For many years, tissue engineers have long toyed with the idea of using synthetic materials to create properties seen in a developing embryo. Don Ingber, the Director of the Wyss Institute at the Harvard School of Engineering and Applied Sciences have been looking into a new kind of process, called mesenchymal condensation, to develop teeth. Developing embryos use this process to form different organs, including teeth, cartilage and bone.
By examining tissues from the jaws of embryonic mice, the researchers demonstrated that when compressed mesenchymal cells are turned on, these cells are stimulated to generate whole teeth, including dentin and enamel. Ingber and his colleagues are looking into ways artificially engineer a tissue-friendly material that will act in the same manner as these developing embryos.
The scientists are looking for a sponge-like gel that would allow mesenchymal cells to be packed into it. These researchers have been successful at developing a polymer where cells are able to stick to it, and can readily compress when warmed by body temperature.

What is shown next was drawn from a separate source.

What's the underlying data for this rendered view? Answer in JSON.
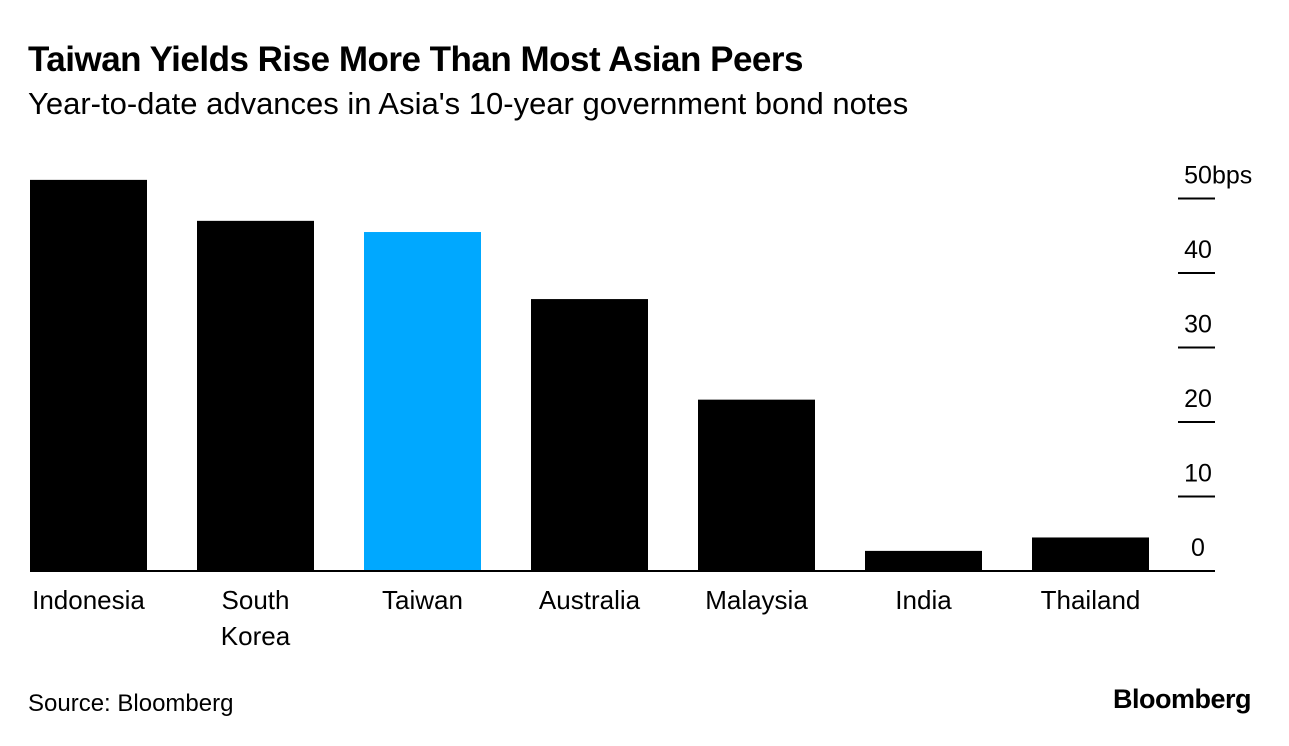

In their preliminary experiments, the scientists were able to load mesenchymal cells into the gel and, in order to demonstrate that teeth can readily form, they implanted the gel into a mouse kidney capsule. These implanted cells started to express tooth-development genes, just like mesenchymal cells naturally do when they start forming teeth.
This incredible research opens new doors for future studies to look into other materials that can be used to create teeth. Hopefully with more progress, we’ll potentially be able to replace missing teeth with real teeth!